Monday, September 25, 2006


I was starting with some allergies or cold-related nonsense last week, possibly related to some seriously cold and wet socks last Tuesday, so I decided to spend most of the weekend alone, ensconced in my house. I slept a great deal of Thursday and Friday, and took a nice walk to the park with a pastry and coffee. By Friday evening, I was ready to get busy on a project. So, I went and checked out the unabridged The Hobbit on audiotape as well as a PG Wodehouse (Jeeves and Wooster, don't you know), and headed over to my workroom (which, as it turns out, is quite a bit warmer than my own apartment...good news if you are at all familiar with my heating bills. I will not need to turn up the heat so high when I am working and need to have my arms free from blankets).
I digress. For quite some time I've had some dark navy blue fabric with cream pinstripes. It's a suiting fabric, very simple, with a very slight sheen to it. The plan had been to make a suit, and I even had a pattern including a lined jacket and simple skirt. With the high number of other projects I've had, however, and the timing (I can't, for instance, see myself working on a full suit in July), I hadn't gotten to it. Also, jackets are hard, and I'd had variable luck with previous ones. This weekend, though, I decided it was time.
I discovered as I got the fabric out of the closet (did I mention how delighted I am with my new crafts arrangement?), that I didn't have any lining fabric in the correct color. I must have used whatever I bought for something else. I did not feel like going all the way out to the fabric store (did I mention I was wearing pajama bottoms?). I did uncover, though, a lovely cream satiny fabric with grey ochre and blue flowers on it, and was pleasantly surprised to notice that, not only would it be suitable for the lining, but it would look professional and as though that had been the intended pairing all along. I had bought this fabric for a nightgown. I often buy a few yards of this silky stuff (really like a very thin and light satin on the outside), in whatever pretty pattern I can find in the clearance. It's not a very ironable fabric because it doesn't hold much of a fold, but it's not overly difficult to sew and it has a lot of applications.
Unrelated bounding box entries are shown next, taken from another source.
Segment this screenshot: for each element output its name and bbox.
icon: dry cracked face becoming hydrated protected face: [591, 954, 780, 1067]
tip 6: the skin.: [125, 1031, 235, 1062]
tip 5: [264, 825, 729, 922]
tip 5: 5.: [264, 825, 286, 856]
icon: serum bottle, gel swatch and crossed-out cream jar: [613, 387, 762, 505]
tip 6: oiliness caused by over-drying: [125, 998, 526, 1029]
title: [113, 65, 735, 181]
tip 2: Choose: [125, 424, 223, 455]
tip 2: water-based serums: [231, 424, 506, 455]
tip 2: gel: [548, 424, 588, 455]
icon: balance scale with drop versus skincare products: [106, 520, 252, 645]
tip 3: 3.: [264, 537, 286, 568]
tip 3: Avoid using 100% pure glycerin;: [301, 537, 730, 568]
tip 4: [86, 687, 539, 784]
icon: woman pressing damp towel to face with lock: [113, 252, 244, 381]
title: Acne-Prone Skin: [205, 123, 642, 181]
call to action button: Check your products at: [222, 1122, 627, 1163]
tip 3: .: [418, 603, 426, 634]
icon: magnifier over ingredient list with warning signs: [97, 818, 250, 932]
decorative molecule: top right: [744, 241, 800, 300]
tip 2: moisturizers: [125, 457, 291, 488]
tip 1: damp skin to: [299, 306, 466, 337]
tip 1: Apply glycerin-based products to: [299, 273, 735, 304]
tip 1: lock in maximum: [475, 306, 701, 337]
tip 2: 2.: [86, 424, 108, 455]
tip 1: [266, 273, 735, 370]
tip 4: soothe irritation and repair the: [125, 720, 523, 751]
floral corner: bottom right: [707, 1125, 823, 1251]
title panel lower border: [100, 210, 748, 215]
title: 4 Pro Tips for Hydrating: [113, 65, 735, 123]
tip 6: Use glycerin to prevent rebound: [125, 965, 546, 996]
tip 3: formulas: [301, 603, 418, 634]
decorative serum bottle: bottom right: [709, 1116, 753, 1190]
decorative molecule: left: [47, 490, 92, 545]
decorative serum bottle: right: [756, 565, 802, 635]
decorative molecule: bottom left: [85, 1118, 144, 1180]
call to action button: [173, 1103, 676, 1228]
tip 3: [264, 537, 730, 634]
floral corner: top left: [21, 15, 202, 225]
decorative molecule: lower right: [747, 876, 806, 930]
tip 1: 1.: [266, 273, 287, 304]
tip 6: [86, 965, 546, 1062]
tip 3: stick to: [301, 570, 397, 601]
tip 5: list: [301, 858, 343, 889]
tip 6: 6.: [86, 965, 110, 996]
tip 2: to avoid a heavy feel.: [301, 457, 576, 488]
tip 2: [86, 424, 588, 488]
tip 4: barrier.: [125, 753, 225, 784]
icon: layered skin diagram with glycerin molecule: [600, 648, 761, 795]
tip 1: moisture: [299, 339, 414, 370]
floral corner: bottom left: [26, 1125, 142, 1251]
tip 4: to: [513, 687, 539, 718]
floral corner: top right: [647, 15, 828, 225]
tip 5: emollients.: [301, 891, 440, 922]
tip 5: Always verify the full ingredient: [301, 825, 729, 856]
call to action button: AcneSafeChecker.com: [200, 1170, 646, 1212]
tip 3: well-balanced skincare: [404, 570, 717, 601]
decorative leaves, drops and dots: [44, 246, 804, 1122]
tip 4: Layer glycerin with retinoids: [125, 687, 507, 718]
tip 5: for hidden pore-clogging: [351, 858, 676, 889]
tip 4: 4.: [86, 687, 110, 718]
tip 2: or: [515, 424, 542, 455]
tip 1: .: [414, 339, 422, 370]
Now I'm excited because I've found one more potential use and will not have to hold myself in check when I find prints I like.
With this discovery, I launched full on to make my suit. I started with the jacket, and truth be told it was indeed a tough task, mainly because I was being very careful with it. Actually, the creation of the lapels (typically very difficult for me) was much easier than previous projects! I was excited about that, and about how it all came together, even more so because this all went down while I was listening to a story perfect for sewing to (I'd never read The Hobbit). As I stitched in the lining, I grew happier and happier with my fabric choice and, although I didn't do the best job with attaching the sleeve part of the lining, from the outside it looked great, and I know it will "ride up with wear." The skirt went pretty well; I didn't do the best job on the hem, so I may take it out when I have some time and redo it (the fabric has the slightest bit of stretch to it, and I found that the hem is tugged just a bit too far to the left, creating the smallest of bends in the pinstripes). I even had a little time last night before I quit to cover some buttons with scraps of fabric and stitch them onto the jacket, and make a little tie belt with the leftover silky.
The result, I must say, is very professional, and I am very excited that it all went so well. No major disasters at all. It was a great way to spend a quiet weekend at home. I'm most delighted about the lining discovery and above I have included a picture (ignore how bad I look! it was late!) so you can see what I mean.


Anonymous said...

What a fabulous suit! You're a stitchery genius!

Anonymous said...

Good job, good job. Wow--all in a weekend? *channels Michael Kors* The lining is a beautiful surprise, so luxurious and feminine against the traditional pinstripe.